Construction companies, primarily owner-driven companies, are now moving towards increased digitalisation and technological upgradation. The use of technologies such as ERP, and internet of things (IoT) for monitoring equipment and fuel consumption is gaining importance. However, despite the initiatives, the construction industry in India continues to be majorly human resource driven. Over the past few years, the construction industry has significantly improved on the productivity front, with increased mechanisation and better planning. Contract management, however, needs to be worked upon to fast-track project implementation. The process of dispute resolution needs to be improved as well. However, the National Highways Authority of India’s reconciliation process is a positive move in the direction of fast-tracking dispute resolution. In the irrigation sector, some states do not even have a proper arbitration formula in the contract agreement and any disputes that arise need to be taken to the court for resolution. Profit margins in the EPC space have not improved much over the years, due to the ever-increasing competition in this segment. However, many construction companies are now trying to become highly capital intensive by taking ownership of infrastructure projects, which eventually leads to suboptimal capital allocation and unhealthy balance sheets because of funding issues and poor management.
The way forward
Primarily, contract management framework in the construction industry continues to lag behind, and this calls for governmental intervention to streamline the same.
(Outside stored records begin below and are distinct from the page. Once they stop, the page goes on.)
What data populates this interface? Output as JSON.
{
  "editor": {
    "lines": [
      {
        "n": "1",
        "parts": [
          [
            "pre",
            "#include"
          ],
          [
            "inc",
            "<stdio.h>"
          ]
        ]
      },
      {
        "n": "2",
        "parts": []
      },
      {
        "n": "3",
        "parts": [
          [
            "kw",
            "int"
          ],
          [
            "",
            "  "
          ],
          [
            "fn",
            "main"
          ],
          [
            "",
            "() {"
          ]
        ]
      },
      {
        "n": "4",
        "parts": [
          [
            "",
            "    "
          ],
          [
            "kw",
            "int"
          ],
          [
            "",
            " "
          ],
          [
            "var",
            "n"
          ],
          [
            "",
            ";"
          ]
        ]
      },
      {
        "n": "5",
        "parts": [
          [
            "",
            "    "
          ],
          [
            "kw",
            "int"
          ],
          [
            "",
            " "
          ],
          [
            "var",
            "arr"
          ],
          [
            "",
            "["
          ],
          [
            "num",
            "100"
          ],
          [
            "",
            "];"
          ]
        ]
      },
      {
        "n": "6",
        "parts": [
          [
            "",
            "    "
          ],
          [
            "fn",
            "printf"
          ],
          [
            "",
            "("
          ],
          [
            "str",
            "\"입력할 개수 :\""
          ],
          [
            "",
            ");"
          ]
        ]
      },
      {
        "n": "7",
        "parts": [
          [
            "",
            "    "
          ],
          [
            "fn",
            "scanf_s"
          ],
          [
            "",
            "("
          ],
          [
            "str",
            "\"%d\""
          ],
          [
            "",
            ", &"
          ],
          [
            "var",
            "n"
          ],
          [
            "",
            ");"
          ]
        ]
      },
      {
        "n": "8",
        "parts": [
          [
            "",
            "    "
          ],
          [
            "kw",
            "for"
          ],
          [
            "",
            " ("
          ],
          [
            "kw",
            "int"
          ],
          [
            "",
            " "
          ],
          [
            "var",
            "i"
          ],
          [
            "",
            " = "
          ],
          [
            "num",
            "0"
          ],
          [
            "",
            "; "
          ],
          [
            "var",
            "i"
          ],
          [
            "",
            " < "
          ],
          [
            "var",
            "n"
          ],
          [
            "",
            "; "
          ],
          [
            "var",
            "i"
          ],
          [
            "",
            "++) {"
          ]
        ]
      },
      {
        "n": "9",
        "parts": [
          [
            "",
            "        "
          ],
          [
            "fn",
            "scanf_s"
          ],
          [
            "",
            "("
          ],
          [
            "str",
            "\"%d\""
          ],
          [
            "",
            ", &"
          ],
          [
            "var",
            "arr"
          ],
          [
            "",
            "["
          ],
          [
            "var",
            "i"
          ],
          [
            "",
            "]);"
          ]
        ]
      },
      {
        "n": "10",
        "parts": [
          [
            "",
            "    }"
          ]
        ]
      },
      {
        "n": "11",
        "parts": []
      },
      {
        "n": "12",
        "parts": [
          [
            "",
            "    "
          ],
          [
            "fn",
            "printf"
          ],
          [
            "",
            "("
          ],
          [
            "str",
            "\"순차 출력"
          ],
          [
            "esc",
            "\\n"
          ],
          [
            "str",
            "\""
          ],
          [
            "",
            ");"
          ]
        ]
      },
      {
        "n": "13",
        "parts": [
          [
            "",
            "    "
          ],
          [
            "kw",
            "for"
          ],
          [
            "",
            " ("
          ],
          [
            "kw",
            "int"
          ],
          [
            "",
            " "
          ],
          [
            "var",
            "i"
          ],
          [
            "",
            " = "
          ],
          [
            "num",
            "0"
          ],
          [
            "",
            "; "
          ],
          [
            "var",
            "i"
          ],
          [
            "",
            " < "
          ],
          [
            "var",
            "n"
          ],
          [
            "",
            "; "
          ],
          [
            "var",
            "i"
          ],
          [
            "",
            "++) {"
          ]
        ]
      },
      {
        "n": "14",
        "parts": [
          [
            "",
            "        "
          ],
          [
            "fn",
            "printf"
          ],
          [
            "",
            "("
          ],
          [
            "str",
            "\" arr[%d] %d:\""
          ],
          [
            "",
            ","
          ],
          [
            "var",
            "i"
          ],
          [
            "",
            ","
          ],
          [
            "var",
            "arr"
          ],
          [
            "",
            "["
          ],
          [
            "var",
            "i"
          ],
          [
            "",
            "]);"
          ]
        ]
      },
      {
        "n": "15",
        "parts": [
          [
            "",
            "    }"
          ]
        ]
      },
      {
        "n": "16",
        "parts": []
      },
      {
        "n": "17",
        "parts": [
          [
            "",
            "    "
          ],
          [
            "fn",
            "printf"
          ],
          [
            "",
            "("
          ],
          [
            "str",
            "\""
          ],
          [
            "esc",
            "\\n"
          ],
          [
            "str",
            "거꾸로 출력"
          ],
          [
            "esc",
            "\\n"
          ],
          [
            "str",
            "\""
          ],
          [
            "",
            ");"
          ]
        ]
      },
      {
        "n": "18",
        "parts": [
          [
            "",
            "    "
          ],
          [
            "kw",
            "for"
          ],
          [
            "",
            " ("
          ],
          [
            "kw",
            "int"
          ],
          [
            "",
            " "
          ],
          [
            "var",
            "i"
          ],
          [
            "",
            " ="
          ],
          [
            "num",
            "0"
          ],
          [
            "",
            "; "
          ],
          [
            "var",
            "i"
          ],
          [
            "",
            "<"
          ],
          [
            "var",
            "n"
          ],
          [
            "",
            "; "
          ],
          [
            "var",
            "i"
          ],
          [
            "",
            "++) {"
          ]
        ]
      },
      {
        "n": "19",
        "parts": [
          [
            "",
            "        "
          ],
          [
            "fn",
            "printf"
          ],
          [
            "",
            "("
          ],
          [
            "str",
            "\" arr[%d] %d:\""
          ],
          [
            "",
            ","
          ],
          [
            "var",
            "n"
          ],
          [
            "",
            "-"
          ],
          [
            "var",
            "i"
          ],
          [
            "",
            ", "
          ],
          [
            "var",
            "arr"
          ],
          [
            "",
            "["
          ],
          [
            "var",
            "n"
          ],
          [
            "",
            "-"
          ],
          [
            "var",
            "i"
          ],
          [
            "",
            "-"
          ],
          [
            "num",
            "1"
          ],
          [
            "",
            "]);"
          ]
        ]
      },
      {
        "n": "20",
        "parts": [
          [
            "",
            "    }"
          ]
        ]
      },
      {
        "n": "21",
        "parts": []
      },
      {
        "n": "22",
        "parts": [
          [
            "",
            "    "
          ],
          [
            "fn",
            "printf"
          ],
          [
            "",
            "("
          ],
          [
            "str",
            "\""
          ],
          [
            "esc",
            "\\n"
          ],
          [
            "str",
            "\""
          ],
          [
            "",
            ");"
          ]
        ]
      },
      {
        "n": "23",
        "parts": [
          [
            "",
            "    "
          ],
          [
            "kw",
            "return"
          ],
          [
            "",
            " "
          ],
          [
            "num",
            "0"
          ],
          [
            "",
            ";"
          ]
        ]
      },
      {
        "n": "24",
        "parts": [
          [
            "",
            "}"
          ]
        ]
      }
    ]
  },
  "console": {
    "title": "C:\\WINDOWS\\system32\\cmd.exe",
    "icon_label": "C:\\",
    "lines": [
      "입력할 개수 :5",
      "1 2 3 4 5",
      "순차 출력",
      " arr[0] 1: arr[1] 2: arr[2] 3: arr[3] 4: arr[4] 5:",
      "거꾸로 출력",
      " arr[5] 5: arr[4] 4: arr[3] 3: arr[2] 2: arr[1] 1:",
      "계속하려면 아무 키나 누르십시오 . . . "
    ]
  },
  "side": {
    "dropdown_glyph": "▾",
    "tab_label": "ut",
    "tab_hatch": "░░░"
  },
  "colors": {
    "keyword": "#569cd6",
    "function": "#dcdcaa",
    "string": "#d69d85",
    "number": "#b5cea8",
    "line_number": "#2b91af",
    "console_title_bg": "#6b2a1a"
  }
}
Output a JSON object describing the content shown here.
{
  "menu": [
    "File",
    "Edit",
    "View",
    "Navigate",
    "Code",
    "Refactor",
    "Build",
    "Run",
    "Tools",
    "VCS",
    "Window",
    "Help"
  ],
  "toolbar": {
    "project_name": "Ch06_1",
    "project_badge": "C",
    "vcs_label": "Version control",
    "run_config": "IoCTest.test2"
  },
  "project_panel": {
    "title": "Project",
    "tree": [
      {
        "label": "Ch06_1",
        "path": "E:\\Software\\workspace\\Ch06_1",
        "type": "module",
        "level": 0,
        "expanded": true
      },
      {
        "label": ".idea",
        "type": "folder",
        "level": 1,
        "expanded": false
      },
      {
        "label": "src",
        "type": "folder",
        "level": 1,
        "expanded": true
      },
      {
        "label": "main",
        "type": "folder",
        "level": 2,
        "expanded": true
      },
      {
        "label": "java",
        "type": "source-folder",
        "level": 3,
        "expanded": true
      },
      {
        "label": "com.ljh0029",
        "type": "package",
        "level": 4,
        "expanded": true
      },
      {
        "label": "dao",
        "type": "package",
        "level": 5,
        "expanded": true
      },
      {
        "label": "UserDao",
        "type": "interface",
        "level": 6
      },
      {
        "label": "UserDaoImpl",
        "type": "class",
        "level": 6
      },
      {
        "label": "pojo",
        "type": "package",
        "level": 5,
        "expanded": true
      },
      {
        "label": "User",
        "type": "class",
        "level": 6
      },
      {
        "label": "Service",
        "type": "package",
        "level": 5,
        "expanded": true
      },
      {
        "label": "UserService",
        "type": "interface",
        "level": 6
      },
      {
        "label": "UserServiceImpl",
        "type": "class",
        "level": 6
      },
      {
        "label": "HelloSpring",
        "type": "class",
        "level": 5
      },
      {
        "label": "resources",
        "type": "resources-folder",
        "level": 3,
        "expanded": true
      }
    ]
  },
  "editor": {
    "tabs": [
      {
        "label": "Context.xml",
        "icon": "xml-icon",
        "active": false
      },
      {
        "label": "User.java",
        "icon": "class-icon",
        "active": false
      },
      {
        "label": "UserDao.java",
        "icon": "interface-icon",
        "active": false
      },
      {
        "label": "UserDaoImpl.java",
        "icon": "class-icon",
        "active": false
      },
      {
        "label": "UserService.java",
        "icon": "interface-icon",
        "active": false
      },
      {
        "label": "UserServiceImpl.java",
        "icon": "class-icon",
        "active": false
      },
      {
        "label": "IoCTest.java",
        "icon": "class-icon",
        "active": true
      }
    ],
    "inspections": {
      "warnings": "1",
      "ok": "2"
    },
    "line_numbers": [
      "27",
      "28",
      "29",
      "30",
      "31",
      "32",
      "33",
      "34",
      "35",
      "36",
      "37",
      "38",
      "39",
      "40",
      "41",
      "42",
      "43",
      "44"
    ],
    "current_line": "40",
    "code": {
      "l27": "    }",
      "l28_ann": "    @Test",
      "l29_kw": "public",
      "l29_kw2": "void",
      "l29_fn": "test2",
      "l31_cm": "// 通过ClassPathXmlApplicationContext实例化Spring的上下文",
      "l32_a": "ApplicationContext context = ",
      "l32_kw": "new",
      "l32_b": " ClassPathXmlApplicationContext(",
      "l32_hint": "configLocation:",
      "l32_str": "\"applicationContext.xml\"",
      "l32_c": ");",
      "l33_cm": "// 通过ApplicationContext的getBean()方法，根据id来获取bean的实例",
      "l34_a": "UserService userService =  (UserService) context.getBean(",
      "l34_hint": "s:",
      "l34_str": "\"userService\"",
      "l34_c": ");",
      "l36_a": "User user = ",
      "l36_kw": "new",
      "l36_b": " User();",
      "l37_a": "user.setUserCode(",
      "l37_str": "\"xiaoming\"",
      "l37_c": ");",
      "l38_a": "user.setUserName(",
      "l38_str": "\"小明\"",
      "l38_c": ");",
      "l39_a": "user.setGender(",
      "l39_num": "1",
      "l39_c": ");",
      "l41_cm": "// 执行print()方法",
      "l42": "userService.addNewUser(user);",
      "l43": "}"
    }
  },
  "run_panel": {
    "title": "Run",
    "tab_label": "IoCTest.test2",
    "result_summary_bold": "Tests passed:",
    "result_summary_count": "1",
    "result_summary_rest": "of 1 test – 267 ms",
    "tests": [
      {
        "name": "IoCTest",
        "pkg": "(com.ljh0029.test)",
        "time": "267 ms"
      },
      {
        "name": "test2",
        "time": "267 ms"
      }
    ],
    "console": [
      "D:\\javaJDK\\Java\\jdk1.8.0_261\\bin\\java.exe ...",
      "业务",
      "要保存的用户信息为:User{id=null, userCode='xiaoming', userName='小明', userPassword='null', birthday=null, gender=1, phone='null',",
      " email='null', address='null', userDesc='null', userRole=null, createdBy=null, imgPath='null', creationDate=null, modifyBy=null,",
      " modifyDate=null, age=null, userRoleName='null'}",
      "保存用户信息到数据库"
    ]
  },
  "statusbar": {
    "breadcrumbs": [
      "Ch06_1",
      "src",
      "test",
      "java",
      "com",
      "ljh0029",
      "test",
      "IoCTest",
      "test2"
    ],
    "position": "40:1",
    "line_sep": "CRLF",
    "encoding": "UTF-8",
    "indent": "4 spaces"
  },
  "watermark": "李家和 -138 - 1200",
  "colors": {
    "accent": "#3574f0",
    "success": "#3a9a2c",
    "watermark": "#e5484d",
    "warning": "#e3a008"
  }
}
The government should also introduce strict timelines for dispute resolution through arbitration, in order to avoid project delays. There also needs to be a formal framework in place for payment guarantee to contractors. Besides, performance bank guarantee conditions need to be somewhat eased and retention money should be released with the submission of bank guarantees. Such initiatives from the government have become necessary in order to ease the liquidity situation of contractors and to ensure timely project implementation.